(NLĐO) – Increasing interest rates on USD savings deposits could create a shift in sentiment from VND to USD, potentially leading to renewed market risks.
From November 20th, Decision No. 2410/QD-NHNN of the State Bank of Vietnam, which stipulates that the maximum interest rate for USD deposits of organizations and individuals is 0%/year, will come into effect.
The State Bank of Vietnam stated that the issuance of this new decision aims to ensure consistency in the legal basis with the circulars regulating deposit interest rates, amending the legal basis for issuance while not changing the deposit interest rates themselves.
Therefore, the interest rate on foreign currency deposits remains at 0% per year, unchanged for many years.
Interest rates on USD deposits continue to be maintained at 0%.

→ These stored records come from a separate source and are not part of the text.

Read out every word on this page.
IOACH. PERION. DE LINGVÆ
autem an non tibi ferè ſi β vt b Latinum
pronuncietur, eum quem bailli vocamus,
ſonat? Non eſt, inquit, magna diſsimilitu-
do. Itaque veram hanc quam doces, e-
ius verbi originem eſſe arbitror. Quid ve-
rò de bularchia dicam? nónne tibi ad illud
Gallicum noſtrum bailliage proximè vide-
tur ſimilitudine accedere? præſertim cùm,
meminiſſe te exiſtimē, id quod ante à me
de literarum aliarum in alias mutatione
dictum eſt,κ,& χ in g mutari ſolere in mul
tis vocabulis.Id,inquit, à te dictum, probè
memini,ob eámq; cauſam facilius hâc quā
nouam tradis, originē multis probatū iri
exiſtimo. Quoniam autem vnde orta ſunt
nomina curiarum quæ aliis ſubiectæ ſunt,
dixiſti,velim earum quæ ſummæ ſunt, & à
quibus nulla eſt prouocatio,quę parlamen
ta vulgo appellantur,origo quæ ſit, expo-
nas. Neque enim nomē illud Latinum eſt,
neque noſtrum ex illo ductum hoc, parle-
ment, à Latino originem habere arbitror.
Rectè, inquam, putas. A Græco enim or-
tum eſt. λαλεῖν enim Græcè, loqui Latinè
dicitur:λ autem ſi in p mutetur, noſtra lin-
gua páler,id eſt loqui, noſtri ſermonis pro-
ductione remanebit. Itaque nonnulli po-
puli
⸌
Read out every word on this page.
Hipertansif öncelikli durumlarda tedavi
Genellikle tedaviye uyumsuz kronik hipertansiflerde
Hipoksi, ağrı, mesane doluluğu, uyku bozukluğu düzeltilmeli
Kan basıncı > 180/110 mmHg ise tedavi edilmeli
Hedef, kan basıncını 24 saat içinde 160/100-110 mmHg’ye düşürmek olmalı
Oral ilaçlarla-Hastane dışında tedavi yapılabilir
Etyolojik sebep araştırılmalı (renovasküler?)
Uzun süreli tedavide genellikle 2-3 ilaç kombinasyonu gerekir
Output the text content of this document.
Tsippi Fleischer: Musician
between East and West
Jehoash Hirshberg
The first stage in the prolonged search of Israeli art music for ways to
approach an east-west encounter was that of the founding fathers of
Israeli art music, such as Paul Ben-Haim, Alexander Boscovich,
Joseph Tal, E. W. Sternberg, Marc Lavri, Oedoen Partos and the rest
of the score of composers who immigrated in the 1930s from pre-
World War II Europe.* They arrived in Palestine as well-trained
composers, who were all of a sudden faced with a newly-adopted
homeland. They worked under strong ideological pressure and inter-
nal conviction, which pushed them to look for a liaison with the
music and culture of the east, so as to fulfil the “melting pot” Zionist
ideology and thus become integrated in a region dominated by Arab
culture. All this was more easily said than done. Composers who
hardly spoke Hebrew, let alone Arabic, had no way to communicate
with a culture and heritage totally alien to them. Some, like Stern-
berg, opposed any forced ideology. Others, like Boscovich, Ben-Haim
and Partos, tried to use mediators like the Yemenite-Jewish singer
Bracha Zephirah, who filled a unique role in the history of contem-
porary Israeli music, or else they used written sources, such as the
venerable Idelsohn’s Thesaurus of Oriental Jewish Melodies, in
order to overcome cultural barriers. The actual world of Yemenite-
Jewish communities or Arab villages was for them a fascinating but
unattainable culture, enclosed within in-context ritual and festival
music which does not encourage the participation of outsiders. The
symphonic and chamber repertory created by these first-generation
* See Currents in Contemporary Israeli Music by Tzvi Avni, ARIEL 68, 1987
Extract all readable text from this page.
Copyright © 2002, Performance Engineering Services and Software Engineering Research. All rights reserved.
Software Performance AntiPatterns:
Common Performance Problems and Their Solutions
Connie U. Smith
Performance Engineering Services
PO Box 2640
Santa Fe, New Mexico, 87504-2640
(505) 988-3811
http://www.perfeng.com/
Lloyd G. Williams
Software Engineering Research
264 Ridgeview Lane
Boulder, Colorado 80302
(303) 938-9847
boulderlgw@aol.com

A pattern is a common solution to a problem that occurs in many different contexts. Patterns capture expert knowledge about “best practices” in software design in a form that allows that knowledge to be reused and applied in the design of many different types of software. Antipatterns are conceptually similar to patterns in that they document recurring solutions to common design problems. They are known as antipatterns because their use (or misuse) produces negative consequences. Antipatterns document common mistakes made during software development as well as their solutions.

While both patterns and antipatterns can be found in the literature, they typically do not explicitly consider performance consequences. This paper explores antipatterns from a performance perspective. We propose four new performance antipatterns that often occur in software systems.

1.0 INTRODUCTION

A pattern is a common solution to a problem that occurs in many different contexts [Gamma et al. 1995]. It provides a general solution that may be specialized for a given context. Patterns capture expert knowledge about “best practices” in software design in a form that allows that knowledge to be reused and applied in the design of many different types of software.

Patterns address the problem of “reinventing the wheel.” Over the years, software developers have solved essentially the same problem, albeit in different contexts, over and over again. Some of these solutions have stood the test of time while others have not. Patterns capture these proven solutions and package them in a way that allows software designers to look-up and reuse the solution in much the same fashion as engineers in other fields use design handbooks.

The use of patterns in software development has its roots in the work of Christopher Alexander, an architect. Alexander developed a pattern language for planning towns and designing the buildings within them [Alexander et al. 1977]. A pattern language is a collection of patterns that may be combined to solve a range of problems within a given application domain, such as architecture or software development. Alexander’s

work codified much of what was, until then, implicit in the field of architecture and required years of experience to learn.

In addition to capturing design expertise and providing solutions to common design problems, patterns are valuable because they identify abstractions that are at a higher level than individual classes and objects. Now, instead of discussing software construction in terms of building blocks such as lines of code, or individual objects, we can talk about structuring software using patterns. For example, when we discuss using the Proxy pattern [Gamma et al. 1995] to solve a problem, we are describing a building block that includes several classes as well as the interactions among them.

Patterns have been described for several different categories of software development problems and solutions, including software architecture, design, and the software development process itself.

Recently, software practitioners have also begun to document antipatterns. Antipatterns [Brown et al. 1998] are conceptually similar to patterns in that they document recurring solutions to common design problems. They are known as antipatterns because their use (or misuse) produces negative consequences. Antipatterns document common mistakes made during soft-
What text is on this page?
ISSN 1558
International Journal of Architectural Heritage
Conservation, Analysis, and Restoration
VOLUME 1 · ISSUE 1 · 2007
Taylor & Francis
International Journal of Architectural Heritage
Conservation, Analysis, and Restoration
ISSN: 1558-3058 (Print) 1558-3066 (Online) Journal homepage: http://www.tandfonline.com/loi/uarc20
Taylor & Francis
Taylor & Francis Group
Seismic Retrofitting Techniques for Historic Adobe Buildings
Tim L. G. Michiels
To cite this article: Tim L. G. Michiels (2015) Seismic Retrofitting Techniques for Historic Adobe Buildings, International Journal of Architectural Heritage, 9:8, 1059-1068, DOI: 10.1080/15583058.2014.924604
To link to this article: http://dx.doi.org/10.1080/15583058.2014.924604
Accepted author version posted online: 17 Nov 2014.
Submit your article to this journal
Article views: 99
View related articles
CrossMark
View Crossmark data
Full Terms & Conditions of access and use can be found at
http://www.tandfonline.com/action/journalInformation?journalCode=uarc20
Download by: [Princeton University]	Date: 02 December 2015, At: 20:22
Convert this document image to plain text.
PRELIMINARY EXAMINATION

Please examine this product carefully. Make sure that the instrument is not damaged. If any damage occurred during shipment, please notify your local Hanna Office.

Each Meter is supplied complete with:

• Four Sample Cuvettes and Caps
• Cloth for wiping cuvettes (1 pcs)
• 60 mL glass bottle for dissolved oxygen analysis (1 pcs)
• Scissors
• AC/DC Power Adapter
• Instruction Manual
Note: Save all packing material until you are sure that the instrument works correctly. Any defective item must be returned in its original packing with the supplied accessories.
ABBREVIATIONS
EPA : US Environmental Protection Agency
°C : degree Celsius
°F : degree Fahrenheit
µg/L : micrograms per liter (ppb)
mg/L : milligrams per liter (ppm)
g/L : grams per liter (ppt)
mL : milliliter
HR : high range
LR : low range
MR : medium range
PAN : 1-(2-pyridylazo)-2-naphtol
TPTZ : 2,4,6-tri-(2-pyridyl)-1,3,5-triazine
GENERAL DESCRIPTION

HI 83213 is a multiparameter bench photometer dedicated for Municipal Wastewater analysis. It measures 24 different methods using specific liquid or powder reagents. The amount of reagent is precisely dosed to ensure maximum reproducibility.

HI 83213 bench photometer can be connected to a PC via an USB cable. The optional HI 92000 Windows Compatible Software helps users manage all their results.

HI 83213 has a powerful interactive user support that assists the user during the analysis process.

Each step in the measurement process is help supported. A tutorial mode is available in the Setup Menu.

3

Previously, during a question-and-answer session in the National Assembly, Representative Pham Van Hoa (from the Dong Thap province delegation) questioned the Governor of the State Bank of Vietnam: Why do banks have to borrow foreign currency from abroad at high interest rates while only paying 0% interest on USD deposits for the public?
Governor Nguyen Thi Hong stated that previously, Vietnam's exchange rate fluctuated very strongly because those holding USD did not sell, while those without a need increased their purchases, leading to a sharp increase in demand for foreign currency and causing the exchange rate to rise, resulting in macroeconomic instability.
Since 2016, the State Bank of Vietnam has consistently implemented comprehensive solutions, steadfastly pursuing the goal of controlling inflation to stabilize the value of the Vietnamese Dong. It has combined interest rate and exchange rate policies to make the Vietnamese Dong more attractive, including bringing USD deposit interest rates to 0%. Exchange rate management is based on a central exchange rate, with daily fluctuations within a 5% range, thereby reducing dollarization, limiting foreign currency hoarding, and increasing foreign exchange reserves.
Currently, although the level of dollarization in the economy has decreased, it still remains.
"This is an effective policy that brings macroeconomic stability. If we increase USD deposit interest rates now, those holding foreign currency will benefit from both exchange rate fluctuations and interest on their foreign currency deposits… this will create a psychological shift from VND to USD. In that case, the market risks returning," said the Governor of the State Bank of Vietnam.
Regarding the USD exchange rate, on the morning of November 17th, commercial banks were trading USD at around 25,190 VND/USD for buying and 25,512 VND/USD for selling, an increase of more than 40 VND per USD compared to the end of last week.
Since the beginning of the year, exchange rates at banks have increased by more than 4%, amidst a rapid rise in the USD price on the international market since the beginning of October.